O ramo é o capital... o fato os juros,
Que me hão de pagar os meus amores.

(Beija o ramo com entusiasmo:)
(Passeando:)

Ah-ah-Ah! ah-ah-ah! forte lembrança!
Ora um homem também já compra flores?!

(À platéia:)

Pois o caso é assim, comprei-lhe flores
Faz-se um mimo de um ramo à rapariga,
Depois... a gente pede qualquer coisa...
Não tem mais que dizer, — vendeu a espiga!

Pois amor é assim, o mais é bucha,
Eu cá sigo os amores desta laia.
Para paio de amor sou muito pobre,
Ela é mais rica, seja ela — paia!

(Canta:)

Com jeito se leva o mundo
De tudo o jeito é capaz,
O caso é ajeitar-se o jeito
Como muita gente faz.

A gente é como é — diz o que pensa,
Quem não pensa o que diz — faz como a gente,
Põe-se aí a pregar sermão aos outros
E pega — vai fazendo o que não sente.

Namorar, namorar como eu namoro,
Isto sim fica bem e a todos cabe;
Não é andar aí quebrando cantos.

(Rindo burlesco:)

Suspirando de amor por quem não sabe!

(Dentro batem 10 horas.)
(Depois de contar as horas:)

Já dez horas, Jesus! Não tarda a bicha!

(À platéia:)

Ai! que tenho ciúmes dos senhores!

(Olhando com atenção para a platéia e camarotes.)

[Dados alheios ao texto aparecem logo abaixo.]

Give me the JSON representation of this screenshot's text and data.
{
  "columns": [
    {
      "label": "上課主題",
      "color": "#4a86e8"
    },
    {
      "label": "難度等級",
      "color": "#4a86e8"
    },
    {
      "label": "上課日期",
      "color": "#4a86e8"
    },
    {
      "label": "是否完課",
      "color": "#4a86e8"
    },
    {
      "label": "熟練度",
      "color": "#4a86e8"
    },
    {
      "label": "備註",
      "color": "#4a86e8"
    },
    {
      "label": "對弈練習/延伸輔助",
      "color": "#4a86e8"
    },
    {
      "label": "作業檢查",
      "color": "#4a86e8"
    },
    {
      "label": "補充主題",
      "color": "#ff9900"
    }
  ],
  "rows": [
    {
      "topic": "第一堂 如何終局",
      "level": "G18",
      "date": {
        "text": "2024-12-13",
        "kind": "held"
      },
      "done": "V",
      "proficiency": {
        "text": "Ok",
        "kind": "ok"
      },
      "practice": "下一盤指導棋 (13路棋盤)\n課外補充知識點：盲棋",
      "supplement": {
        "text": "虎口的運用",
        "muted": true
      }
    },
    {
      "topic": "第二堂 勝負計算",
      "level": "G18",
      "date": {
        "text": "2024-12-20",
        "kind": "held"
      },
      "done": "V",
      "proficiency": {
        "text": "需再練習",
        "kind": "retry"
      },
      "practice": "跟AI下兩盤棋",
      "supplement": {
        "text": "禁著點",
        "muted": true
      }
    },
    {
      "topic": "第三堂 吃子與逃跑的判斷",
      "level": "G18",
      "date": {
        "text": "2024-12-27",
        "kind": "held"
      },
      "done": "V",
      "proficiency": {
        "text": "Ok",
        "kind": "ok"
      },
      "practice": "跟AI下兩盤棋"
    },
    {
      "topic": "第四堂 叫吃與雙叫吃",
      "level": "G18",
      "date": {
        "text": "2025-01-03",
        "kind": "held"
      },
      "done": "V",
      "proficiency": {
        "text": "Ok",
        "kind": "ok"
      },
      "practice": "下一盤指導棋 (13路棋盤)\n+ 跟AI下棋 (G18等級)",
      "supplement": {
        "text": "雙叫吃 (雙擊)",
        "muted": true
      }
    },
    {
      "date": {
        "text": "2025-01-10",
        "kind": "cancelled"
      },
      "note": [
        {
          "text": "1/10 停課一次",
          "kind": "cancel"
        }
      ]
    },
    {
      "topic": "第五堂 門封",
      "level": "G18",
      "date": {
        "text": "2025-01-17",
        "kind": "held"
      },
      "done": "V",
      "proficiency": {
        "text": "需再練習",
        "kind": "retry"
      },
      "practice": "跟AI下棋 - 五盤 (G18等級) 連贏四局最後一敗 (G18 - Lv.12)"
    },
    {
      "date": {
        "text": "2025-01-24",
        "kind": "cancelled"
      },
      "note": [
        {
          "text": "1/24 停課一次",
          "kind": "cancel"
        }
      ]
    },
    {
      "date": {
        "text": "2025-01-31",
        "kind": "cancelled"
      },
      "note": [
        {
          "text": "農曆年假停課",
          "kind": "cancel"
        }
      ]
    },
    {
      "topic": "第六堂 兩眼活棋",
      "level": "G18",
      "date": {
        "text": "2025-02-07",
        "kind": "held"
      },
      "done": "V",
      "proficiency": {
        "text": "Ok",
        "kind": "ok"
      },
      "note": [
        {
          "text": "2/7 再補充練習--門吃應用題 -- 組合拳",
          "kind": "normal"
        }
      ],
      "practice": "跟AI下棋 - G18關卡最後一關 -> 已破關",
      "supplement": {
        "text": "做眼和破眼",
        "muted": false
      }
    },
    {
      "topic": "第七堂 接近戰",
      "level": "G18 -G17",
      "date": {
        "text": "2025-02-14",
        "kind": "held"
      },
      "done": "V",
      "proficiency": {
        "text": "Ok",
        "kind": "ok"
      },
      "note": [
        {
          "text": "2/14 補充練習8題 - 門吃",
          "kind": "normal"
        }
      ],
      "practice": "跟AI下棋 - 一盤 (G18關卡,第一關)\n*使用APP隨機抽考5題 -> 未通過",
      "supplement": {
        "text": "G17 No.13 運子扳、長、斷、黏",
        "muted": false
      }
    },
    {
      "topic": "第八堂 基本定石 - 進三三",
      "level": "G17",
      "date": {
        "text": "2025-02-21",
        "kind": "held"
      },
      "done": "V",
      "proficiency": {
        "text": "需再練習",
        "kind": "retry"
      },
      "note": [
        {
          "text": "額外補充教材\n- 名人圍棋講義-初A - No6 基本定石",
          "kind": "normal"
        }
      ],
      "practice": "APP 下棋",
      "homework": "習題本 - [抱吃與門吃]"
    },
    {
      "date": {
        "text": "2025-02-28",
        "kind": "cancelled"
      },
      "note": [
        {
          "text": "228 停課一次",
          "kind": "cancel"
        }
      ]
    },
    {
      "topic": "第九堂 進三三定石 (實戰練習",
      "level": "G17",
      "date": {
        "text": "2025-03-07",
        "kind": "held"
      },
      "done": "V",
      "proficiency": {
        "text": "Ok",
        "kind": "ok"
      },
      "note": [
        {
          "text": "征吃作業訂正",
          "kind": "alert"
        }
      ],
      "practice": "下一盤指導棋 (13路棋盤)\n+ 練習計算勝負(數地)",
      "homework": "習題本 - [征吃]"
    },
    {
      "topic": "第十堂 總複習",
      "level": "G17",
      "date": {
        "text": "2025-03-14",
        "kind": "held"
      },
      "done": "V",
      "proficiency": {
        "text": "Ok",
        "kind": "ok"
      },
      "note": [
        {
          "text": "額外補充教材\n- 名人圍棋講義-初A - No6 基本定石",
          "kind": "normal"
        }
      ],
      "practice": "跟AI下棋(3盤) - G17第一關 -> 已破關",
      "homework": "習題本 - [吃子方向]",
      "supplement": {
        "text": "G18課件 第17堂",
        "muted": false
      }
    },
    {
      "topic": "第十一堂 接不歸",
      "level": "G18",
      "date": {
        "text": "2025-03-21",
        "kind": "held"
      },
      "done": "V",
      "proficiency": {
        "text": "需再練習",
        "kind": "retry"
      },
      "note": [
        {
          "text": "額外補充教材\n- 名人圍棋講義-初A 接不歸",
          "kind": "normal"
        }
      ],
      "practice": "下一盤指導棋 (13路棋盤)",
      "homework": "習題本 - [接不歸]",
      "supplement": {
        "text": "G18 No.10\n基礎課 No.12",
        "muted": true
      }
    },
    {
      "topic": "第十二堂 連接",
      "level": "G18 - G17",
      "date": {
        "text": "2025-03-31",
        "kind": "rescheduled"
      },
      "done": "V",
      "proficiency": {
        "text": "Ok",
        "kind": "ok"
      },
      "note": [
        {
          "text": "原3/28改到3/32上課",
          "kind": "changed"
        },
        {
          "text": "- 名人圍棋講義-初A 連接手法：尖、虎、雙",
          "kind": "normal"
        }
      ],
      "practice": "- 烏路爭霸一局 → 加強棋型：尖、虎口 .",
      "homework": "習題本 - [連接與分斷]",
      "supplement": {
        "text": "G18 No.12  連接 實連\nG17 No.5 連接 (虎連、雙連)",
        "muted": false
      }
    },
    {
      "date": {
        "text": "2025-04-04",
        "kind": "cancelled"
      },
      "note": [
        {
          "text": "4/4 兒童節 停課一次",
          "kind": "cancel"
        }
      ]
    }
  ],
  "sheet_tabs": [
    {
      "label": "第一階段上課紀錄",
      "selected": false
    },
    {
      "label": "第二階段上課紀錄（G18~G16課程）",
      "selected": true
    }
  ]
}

Tanta gente... e que olhos curiosos
Para a cena gentil de meus amores!

Mas senhores, desejo a sós com ela,
A minha namorada, os meus amores,
Um momento ficar, para entregar-lhe.

(Mostrando:)

Este raminho de inocentes flores.

Como podem porém nos seus juízos,
De nós — ambos fazer — idéia injusta,
Eu lhes passo a contar um episódio
Para que vejam — quanto a moça custa.

(Canta ou recita ao som da música:)

A moça que eu amo
Tem olhos de gata
A cor da mulata,
Cabelos de lã;
Seus dentes são brancos,
Seus lábios vermelhos,
Que lembram dos velhos
A calva louçã.

Só veste os vestidos
À moda da França,
Seu nome é ‘Sperança,
Negaça de amor;
‘Svelta e gorducha
Tem fina cintura,
Na boca doçura,
No hálito odor.

Dez vezes lhe tenho
Um beijo pedido,
Não é meu marido,
— Responde, — e não dá!
Se intento agarrá-la
Me foge sorrindo,
E eu fico fingindo,
Dizendo-lhe que má!

Mas, amo esta moça,
Que nega-me um beijo,
E foge, e tem pejo,
Se teimo em pedir;
A moça, que fácil
Consente o amante
Beijá-la... adiante...
Promete — cair.

Há dias, a furto,
Beijei-a na orelha,
Se fez tão vermelha
Qual brasa em fogão!
Que mal faz na orelha
Beijar minha amante?
Tornou-me — tratante,
Cachorro... vilão! (Forte)

Que mal? Pois não sabe...
Não sabe e calou-se!
A moça engasgou-se

Com o fim da oração
Fitou-me nos olhos
— Em chamas ardidos;
Os meus atrevidos
Fitei-os no chão!

**

Já vem que essa moça
‘Stá fora de moda,
Não cabe, não se engoda
Com choros de amor!
Já vêem meus senhores,
Que a moça é inocente,
Palavra da gente
É toda pudor.

**

Eu me chamo o senhor Papa-Suspiros
Porque tenho vivido deste modo,
Suspirando d’amor pela Esperança,
Criada a mais gentil do mundo todo!

(Retirando-se:)

Ah-ah-Ah! ah-ah-ah! forte lembrança!
Ora a gente também tem na esperança!

FIM

1 Note-se que, na grafia da época, século XIX, jeito e ajeita-se grafavam-se com a letra gê, com o que o autor faria uma sugestão psicológica entre “geito”, “ageita-se” e gente.